Hier, le Conseil d’Etat a confirmé que rares, très rares, seront les requérants susceptibles de justifier d’un intérêt à agir pour attaquer un décret relatif à la répartition des tâches entre ministres (à savoir un « décret d’attribution »).
De manière tautologique, la Haute Assemblée a récemment, s’agissant de la nomination de l’actuel Garde des Sceaux, a rappeler… qu’une nomination au Gouvernement… est un acte de Gouvernement (CE, 3 août 2021, n° 443899 ; voir Une nomination au Gouvernement… est un acte de Gouvernement. CQFD ).
On rappellera qu’un « acte de Gouvernement », en droit administratif, échappe à tout recours contentieux en annulation (ou en indemnisation pour faute), car il touche soit aux rapports entre pouvoirs constitutionnels de notre Pays, soit à des agissements qui ne sont pas détachables de la conduite des relations internationales de la France. Une telle jurisprudence ne vise pas qu’à donner à l’exécutif d’utiles marges de manoeuvre : elle sert surtout à traduire en réalité le principe de la séparation des pouvoirs…
Sources : CE, 19 février 1875, Prince Napoléon, rec. 155 ; CE, 26 novembre 2012, Krikorian, n°350492… pour un cas classique, voir CE, 2 février 2016, Lecuyer, n° 387931… Pour un point récent, voir : L’acte de gouvernement se réveille-t-il ? Ou est-ce une phase de sommeil paradoxal ?
En ligne de mire dans cette décision du 3 août 2021 : la nomination de l’actuel Garde des Sceaux à son poste.
Une seconde vague d’assaut contre cette nomination a ensuite été lancée, toujours face au Conseil d’Etat. Pour attaquer cette fois les attributions relevant du Ministère de la Justice confiées entre les mains, non pas du Garde des Sceaux, mais du Premier Ministre.
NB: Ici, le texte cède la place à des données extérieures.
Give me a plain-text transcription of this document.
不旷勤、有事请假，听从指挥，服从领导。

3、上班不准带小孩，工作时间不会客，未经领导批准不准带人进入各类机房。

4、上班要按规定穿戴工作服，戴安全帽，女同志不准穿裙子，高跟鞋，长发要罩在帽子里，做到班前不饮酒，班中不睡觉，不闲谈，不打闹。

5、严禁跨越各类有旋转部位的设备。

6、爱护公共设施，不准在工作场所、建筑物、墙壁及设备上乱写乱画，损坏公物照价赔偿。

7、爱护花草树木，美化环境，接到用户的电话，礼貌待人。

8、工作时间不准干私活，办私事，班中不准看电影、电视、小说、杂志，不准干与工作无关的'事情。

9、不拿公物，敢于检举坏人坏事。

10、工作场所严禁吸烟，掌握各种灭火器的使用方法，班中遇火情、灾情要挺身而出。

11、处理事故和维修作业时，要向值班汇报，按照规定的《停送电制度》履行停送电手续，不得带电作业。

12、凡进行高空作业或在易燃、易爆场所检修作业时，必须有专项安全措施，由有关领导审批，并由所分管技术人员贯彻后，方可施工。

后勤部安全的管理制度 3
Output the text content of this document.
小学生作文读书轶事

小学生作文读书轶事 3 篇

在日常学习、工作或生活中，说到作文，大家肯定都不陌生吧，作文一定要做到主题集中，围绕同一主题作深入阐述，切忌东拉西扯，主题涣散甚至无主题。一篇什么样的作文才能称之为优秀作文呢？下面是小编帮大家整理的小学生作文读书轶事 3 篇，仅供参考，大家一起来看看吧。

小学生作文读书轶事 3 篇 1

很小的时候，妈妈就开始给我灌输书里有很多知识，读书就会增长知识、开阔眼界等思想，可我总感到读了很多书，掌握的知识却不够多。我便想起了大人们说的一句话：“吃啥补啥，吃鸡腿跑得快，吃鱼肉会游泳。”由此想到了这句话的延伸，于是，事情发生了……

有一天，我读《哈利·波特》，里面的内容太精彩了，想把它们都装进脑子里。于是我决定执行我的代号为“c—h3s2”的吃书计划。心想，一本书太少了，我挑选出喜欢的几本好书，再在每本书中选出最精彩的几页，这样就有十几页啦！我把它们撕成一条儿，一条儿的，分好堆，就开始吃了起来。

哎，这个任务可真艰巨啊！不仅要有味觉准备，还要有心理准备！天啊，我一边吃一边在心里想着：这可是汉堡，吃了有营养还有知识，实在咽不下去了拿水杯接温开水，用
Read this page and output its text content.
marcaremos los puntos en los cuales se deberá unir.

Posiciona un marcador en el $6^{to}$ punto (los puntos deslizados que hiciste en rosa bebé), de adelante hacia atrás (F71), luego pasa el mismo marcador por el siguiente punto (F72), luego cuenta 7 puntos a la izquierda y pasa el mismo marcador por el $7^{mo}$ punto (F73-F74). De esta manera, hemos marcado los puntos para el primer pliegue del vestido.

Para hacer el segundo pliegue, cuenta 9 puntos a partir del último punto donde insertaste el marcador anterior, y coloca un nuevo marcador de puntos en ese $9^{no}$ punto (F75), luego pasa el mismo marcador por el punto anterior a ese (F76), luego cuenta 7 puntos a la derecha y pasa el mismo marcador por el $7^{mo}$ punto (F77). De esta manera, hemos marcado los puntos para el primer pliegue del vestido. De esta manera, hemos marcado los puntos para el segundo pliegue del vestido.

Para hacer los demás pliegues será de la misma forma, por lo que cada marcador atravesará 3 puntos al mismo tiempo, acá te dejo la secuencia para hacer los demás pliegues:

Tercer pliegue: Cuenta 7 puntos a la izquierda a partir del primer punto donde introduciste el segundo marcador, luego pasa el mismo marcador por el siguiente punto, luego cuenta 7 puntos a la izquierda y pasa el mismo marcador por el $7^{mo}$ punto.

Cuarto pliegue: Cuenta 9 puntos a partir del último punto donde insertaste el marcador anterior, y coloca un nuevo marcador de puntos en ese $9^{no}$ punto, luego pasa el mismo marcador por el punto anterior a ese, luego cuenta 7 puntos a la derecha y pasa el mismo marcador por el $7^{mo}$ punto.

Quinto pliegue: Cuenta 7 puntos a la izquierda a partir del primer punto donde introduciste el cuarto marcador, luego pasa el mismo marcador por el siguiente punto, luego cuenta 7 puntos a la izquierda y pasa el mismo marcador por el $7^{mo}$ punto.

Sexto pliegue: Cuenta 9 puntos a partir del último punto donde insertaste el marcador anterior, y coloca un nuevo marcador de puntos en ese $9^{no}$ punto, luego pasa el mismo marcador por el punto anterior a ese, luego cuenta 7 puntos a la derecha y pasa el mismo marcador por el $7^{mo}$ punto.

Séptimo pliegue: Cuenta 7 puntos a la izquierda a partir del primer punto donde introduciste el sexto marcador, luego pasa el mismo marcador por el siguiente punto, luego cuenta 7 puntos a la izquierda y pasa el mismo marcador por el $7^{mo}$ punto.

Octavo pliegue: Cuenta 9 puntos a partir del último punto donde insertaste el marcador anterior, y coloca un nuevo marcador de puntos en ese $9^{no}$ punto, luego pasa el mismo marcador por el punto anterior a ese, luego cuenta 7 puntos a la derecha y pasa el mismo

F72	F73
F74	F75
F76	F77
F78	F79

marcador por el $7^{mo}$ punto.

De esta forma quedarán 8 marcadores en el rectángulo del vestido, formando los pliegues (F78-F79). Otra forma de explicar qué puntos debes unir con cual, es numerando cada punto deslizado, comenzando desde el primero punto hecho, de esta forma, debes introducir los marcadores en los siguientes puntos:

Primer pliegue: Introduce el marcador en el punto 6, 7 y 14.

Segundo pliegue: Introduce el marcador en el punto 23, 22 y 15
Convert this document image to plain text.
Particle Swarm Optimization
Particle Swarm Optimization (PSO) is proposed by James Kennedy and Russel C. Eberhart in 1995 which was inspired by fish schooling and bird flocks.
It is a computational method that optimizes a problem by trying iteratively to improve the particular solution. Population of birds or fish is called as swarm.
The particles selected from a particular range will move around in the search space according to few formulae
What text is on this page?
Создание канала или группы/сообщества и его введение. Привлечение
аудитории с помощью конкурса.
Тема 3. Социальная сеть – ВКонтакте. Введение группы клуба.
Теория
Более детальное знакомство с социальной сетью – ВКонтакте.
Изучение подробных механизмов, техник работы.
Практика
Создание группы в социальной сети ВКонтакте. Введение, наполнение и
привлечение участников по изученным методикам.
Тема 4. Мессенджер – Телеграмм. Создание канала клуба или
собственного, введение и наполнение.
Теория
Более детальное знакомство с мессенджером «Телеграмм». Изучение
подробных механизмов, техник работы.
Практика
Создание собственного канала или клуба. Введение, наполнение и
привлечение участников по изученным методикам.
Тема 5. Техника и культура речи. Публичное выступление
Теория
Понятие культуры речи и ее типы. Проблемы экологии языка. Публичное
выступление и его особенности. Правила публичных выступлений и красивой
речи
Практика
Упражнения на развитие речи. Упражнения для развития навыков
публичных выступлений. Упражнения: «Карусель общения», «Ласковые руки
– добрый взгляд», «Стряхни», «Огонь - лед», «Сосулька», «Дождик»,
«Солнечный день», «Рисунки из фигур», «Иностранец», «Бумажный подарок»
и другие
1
Un maire, qui voit que tel ou tel adjoint a un risque de conflit d’intérêts au sens de l’article 432-12 du code pénal, ou tout simplement a un risque de manque d’objectivité et de neutralité, d’impartialité, potentiellement, dans tel ou tel dossier , doit se conserver de tels dossiers par devers lui ou bien les confier à un autre adjoint au maire. C’est la base…
Sur ces sujets, voir :
- Qu’est-ce qu’une prise illégale d’intérêts ?… et, surtout, que cela va-t-il devenir avec le texte en fin de débats parlementaires (CMP ce jour) ?
- Qu’est-ce qu’une prise illégale d’intérêts ?
- Les 5′ juridiques (06/12/21, WEKA) – Brèves + dossier « Prise illégale d’intérêts : une réforme bonne à prendre ? » [VIDEO]
Il s’est agi, dans le cas de l’actuel Garde des Sceaux, de lui ôter les dossiers pour lequel cet ancien avocat pourrait avoir un risque de manque d’impartialité (par exemple face à tel ou tel magistrat etc.). Bref, le Gouvernement a transféré les dossiers avec un risque de manque d’impartialité ou un risque d’opposition d’intérêts, comme le fait absolument tout décideur public un peu rigoureux dans la gestion de ses délégations. Et c’est ce qui fut fait donc par un décret du 23 octobre 2020.
Décret qui fut bien sûr attaqué.
Sauf que de tels recours soulèvent d’autres problématiques amusantes : qui, en termes de recevabilité des recours, a « intérêt à agir » en ce domaine ?
Ce qui revient à se poser une autre question : comment qualifier, en droit, un décret d’attribution de telle ou telle compétence à un Ministre (ou comme en l’espèce de non attribution) ?
Citons sur ce point les brèves mais stimulantes conclusions de M. Guillaume Odinet, rapporteur public sur l’affaire n° 429715, UATS-UNSA, (lecture du 31 décembre 2019) :
« Même s’ils manifestent un élément essentiel de la démocratie et ont une incidence importante sur la présentation et le vote du budget comme sur l’application des textes qui confèrent des pouvoirs aux ministres […], ces décrets demeurent essentiellement, d’un point de vue juridico-administratif, des mesures d’organisation du service. »
Source : https://www.conseil-etat.fr/fr/arianeweb/CRP/conclusion/2019-12-31/429715?download_pdf
Sans doute seules des personnes très directement concernées par tel ou tel acte pourraient donc, sans doute, tenter leur chance devant le Conseil d’Etat.
Pour ce qui est d’accéder à un maroquin ministériel, nombreux sont les impétrants et rares sont les élus. Mais rares sont, aussi, ceux qui peuvent ensuite en attaquer les attributions.